Minister of Pensions
- In office 4 June 1936 – 18 January 1938
- Preceded by: René Besse
- Succeeded by: Robert Lassalle

Minister of Pensions
- In office 13 March 1938 – 10 April 1938
- Preceded by: Robert Lassalle
- Succeeded by: Auguste Champetier de Ribes

Minister of Veteran Affairs and Pensions
- In office 21 March 1940 – 16 June 1940
- Preceded by: René Besse
- Succeeded by: Jean Ybarnégaray

Minister of Colonies
- In office 16 June – 12 July 1940
- Preceded by: Louis Rollin
- Succeeded by: Henry Lémery

Personal details
- Born: 24 April 1891 Le Grand-Bourg, Creuse, France
- Died: 28 June 1953 (aged 62) Boussac, Creuse, France
- Occupation: Tailor, politician

= Albert Rivière =

French tailor and politician

Albert Rivière (/fr/; 24 April 1891 – 28 June 1953) was a French tailor and moderate socialist politician. He was Minister of Pensions between 1936 and 1940, and was briefly Minister of Colonies in 1940.

==Early years==

Albert Rivière was born on 24 April 1891 in the village of Le Grand-Bourg, Creuse, son of an artisan shoemaker.
His father, Léobon Rivière, was a shoemaker. His mother, François Gallous, was a seamstress.
When he was born his parents already had two sons and four daughters, all of whom would later enter trades or shops.
He apprenticed with a tailor, then joined the army.
During World War I (1914–18) he was wounded in the face, and part of his jaw had to be replaced.
He was awarded the Legion of Honor.

On 22 November 1917 Rivière married Jeanne Chadaine, daughter of a cooper.
A daughter was born in 1919 and a son in 1925.
Rivière became a tailor and draper in Boussac, Creuse, where his brother was a baker.
He became a militant in the movement of veterans and disabled from the war, and in the Section Française de l'Internationale Ouvrière (SFIO, French Section of the Workers' International).
In 1919 he turned down an offer to run as socialist candidate for the legislature.
In 1922 he became the first secretary of the SFIO federation of the Creuse after Camille Bénassy.
He was on the socialist list in the elections of 1924, with three other veterans, but was not elected.

==Deputy==

Rivière ran for deputy for Boussac in the legislative elections of 1928 and was elected in the second round on 29 April 1928 by 7,086 votes out of 13,791.
In the Chamber of Deputies he was a member of the committees on Commerce & Industry and on Civil & Military Pensions, and was particularly active in the latter.
He was reelected on 1 May 1932 by 9,130 votes out of 14,070.
He was a member of committees on the Army, Pensions, Regulation and Foreign Affairs, and was on the Commission of Inquiry into the 6 February 1934 crisis.
He was active in debates on military spending, and explained the Socialist policy on national defense.

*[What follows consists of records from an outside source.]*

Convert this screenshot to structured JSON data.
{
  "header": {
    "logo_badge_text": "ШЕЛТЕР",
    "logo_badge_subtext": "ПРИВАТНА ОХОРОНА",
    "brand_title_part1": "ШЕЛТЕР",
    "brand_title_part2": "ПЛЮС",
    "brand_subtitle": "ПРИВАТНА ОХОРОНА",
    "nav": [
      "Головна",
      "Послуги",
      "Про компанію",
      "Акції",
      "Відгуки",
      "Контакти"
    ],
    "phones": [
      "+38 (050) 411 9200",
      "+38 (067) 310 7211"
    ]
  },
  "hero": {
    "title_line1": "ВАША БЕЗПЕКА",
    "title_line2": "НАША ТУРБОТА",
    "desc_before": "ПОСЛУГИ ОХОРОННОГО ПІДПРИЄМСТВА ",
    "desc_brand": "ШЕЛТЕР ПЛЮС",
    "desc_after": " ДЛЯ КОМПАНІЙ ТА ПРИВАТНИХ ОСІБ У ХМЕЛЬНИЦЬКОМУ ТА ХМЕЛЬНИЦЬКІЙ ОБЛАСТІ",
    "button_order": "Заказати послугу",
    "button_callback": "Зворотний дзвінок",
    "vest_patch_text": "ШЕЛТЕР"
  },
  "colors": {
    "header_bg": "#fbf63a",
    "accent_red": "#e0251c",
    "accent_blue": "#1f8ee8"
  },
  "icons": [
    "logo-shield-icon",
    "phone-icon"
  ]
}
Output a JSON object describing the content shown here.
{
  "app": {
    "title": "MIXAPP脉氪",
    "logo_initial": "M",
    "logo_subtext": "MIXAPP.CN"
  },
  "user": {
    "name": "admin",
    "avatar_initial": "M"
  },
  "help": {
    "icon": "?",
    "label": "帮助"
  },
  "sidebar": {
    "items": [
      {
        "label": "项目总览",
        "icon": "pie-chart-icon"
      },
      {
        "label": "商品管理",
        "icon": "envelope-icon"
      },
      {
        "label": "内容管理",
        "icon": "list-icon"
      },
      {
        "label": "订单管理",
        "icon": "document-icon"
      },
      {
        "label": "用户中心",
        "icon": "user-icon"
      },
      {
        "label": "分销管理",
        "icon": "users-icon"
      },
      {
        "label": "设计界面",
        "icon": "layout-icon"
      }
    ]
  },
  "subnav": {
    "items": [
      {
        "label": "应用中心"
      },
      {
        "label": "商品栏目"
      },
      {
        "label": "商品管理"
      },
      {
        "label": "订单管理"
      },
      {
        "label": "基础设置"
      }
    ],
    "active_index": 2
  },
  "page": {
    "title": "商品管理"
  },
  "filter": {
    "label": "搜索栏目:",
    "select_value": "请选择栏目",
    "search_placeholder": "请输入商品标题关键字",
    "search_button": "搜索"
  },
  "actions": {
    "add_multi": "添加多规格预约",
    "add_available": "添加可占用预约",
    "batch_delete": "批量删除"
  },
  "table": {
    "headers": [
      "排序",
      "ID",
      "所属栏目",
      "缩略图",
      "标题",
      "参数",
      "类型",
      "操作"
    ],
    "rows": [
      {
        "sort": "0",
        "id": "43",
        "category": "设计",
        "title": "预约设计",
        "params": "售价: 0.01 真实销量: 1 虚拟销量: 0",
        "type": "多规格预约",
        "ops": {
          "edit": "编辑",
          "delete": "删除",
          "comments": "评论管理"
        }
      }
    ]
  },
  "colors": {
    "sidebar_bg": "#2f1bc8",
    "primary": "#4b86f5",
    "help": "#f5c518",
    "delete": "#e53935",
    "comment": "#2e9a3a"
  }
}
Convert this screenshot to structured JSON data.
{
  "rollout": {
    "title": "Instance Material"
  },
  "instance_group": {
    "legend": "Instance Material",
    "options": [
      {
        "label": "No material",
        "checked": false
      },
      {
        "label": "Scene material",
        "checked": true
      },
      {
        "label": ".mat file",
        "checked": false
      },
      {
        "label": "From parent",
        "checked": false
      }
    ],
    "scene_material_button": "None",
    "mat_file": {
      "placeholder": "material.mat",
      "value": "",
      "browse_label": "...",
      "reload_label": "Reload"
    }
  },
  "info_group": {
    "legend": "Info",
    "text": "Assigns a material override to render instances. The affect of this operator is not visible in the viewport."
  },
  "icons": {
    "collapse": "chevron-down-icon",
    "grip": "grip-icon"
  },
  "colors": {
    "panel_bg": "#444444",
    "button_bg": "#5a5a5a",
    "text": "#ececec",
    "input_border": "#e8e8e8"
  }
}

Rivière was reelected on 26 April 1936 by 7,505 votes out of 18,835, and held office until 31 May 1942.
He was appointed Minister of Pensions in the Popular Front government formed on 4 June 1936, in the 2nd cabinet of Camille Chautemps (22 June 1937 – 14 June 1938) and the 2nd cabinet of Léon Blum (formed 13 March 1938). He held this post in all the cabinets apart from the 4th cabinet of Camille Chautemps (18 January – 10 March 1938) and the 3rd cabinet of Édouard Daladier (10 April 1938 – 20 March 1940).

==World War II and later==

During World War II (1939–45), on 21 March 1940 Rivière was named minister of Veterans and Pensioners in the cabinet of Paul Reynaud.
After the German invasion of France and collapse of the French defense, Marshal Philippe Pétain offered Rivière a position in his cabinet on 16 June 1940.
Rivière consulted with Léon Blum before turning the offer down on the basis that he did not want to join a government that was planning to sign an armistice. After further discussions he accepted so the socialists would be represented in the cabinet.
On 16 June 1940 he joined Pétain's cabinet as Minister of Colonies.
On 10 July 1940, he voted in favour of granting the cabinet presided by Marchal Philippe Pétain authority to draw up a new constitution, thereby effectively ending the French Third Republic and establishing Vichy France.

Riviere was later removed from his position in the veterans' associations by the Vichy government.
He assisted with the escape of André Blumel from the Evaux detention center.
He hosted Robert Lazurick, a former deputy for Cher of Jewish origin, founder of the clandestine journal L'Aurore.
He hid two Canadian aviators and helped them find their way back to England, for which he received the Military Cross.
After the war the Supreme Court dismissed charges against him for involvement with the Vichy government.
He contributed to L'Aurore for most of the remainder of his life.
Albert Rivière died on 28 June 1953 in Boussac, Creuse.